Is it essential to keep every even line (in fact, define "even" - are you counting from 1 or 0 as the first row of the image?)
If you don't mind which rows are dropped, use PIL:
from PIL import Image
img=Image.open("file.png")
size=list(img.size)
size[0] /= 2
size[1] /= 2
downsized=img.resize(size, Image.NEAREST) # NEAREST drops the lines
downsized.save("file_small.png")
I recently wanted to deinterlace some stereo images, extracting the images for the left and right eye. For that I wrote:
from PIL import Image
def deinterlace_file(input_file, output_format_str, row_names=('Left', 'Right')):
print("Deinterlacing {}".format(input_file))
source = Image.open(input_file)
source.load()
dim = source.size
scaled_size1 = (math.floor(dim[0]), math.floor(dim[1]/2) + 1)

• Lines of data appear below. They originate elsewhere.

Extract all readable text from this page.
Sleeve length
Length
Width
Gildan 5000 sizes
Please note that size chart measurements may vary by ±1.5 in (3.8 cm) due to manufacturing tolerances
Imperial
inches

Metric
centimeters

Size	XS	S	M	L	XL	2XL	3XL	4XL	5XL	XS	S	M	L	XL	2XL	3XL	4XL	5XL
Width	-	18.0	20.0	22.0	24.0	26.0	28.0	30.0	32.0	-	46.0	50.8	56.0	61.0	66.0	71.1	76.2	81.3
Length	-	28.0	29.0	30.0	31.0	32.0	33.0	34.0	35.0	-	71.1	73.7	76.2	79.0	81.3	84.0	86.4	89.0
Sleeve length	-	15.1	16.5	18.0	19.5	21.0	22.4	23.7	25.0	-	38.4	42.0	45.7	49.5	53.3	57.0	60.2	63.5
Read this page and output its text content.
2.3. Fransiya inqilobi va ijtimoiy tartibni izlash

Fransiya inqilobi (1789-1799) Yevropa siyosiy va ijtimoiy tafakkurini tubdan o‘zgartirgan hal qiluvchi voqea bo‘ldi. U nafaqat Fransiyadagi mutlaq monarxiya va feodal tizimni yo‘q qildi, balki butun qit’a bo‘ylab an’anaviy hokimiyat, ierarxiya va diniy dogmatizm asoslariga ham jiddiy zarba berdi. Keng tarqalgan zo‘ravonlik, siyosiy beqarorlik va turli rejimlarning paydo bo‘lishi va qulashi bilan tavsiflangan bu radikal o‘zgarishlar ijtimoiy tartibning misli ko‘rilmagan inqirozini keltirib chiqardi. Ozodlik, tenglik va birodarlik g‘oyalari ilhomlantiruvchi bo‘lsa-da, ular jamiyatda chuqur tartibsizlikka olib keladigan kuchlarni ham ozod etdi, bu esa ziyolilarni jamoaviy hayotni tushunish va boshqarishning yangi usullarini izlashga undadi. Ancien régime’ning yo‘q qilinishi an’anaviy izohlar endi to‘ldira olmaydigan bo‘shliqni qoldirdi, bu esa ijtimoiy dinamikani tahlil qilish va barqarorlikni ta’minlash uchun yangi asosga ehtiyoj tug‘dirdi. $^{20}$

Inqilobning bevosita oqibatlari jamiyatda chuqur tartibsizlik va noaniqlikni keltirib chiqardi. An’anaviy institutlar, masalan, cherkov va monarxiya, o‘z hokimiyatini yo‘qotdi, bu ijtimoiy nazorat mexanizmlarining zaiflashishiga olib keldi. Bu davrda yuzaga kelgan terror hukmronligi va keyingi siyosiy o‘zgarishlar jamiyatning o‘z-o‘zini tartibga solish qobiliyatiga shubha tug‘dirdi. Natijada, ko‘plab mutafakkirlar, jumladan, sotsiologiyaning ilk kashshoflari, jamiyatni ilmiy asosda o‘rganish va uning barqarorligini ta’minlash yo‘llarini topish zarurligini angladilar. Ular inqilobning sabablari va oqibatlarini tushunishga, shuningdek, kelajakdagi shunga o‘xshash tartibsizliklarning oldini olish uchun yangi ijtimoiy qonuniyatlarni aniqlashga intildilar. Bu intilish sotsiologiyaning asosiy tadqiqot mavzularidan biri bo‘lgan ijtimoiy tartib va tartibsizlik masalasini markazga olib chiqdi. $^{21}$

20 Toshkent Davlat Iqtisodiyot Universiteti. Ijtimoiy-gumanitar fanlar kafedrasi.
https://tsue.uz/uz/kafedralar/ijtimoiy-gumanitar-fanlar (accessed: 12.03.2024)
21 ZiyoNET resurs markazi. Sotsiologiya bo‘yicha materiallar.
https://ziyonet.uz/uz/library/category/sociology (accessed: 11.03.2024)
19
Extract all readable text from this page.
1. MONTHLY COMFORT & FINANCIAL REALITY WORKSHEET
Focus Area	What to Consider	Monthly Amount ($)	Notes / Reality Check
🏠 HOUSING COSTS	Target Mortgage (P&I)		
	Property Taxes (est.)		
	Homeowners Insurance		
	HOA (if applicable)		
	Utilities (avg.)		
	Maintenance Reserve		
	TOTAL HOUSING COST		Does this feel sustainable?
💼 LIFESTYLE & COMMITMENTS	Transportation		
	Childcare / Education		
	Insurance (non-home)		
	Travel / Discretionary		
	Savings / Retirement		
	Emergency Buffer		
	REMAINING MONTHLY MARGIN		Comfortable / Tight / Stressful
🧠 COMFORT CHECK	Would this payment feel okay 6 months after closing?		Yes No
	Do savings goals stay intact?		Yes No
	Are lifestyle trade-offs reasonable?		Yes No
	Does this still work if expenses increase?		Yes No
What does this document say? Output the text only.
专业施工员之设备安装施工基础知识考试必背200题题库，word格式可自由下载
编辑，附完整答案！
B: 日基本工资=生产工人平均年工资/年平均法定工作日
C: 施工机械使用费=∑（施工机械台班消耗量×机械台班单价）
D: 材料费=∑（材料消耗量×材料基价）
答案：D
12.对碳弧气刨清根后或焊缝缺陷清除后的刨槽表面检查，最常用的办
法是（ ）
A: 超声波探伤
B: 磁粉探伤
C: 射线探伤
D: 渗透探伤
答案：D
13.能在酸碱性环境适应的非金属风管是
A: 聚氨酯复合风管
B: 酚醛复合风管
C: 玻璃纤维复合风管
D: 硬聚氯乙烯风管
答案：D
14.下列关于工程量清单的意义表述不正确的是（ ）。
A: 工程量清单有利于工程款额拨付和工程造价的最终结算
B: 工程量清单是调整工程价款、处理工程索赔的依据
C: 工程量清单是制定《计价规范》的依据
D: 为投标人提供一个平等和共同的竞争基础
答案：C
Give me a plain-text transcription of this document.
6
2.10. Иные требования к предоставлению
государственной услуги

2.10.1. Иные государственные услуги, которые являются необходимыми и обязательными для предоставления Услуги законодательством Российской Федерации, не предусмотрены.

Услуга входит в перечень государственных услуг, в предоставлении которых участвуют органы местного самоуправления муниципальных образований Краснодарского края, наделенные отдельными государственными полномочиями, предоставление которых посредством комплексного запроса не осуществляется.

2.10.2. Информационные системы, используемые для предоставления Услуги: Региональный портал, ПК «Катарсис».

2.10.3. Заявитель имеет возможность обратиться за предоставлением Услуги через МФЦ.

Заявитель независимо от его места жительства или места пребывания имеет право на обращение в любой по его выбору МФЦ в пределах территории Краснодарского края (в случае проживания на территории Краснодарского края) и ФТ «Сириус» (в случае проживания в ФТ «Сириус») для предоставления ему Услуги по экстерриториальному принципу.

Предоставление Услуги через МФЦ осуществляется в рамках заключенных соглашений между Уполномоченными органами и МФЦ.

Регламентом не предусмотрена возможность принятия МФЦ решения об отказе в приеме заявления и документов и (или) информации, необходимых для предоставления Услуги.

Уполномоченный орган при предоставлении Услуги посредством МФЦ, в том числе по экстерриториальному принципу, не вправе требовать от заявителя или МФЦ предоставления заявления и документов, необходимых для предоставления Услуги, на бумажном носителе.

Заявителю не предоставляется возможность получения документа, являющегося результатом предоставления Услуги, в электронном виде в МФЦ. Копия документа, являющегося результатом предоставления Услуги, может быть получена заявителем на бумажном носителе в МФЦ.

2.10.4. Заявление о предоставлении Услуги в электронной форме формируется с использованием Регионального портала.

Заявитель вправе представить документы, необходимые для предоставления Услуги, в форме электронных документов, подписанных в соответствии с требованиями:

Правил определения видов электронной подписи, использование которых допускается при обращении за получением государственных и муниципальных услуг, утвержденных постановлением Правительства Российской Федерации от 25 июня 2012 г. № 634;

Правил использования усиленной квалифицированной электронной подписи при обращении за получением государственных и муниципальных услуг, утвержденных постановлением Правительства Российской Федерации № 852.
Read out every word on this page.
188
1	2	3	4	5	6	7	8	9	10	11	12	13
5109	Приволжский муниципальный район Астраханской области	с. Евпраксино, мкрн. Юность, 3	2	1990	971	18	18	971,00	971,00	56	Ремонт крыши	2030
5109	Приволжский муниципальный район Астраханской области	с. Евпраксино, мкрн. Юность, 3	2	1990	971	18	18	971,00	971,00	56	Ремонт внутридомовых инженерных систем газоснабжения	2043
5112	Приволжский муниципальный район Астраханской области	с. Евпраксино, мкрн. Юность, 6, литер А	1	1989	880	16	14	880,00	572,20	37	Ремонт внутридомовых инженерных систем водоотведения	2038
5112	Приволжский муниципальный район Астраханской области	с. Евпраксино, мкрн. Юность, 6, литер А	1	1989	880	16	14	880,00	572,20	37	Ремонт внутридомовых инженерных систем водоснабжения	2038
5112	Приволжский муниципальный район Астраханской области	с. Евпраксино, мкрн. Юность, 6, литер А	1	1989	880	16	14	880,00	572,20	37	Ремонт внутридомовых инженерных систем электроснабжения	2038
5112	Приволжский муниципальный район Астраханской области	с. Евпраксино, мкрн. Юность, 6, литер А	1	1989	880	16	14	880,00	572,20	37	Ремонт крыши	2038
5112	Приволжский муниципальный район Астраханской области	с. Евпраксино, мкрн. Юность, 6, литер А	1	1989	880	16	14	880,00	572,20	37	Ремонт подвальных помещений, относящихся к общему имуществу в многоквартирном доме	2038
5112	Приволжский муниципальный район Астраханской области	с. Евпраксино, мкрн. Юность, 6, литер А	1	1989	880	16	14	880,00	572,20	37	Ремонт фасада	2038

scaled_size2 = (math.floor(dim[0]/2), math.floor(dim[1]/2) + 1)
top = Image.new(source.mode, scaled_size1)
top_pixels = top.load()
other = Image.new(source.mode, scaled_size1)
other_pixels = other.load()
for row in range(dim[1]):
for col in range(dim[0]):
pixel = source.getpixel((col, row))
row_int = math.floor(row / 2)
if row % 2:
top_pixels[col, row_int] = pixel
else:
other_pixels[col, row_int] = pixel
top_final = top.resize(scaled_size2, Image.NEAREST) # Downsize to maintain aspect ratio
other_final = other.resize(scaled_size2, Image.NEAREST) # Downsize to maintain aspect ratio
top_final.save(output_format_str.format(row_names[0]))
other_final.save(output_format_str.format(row_names[1]))
output_format_str should be something like: "filename-{}.png" where the {} will be replaced with the row name.
Note that it ends up with the image being half of it's original size. If you don't want this you can twiddle the last scaling step
It's not the fastest operation as it goes through pixel by pixel, but I could not see an easy way to extract rows from an image.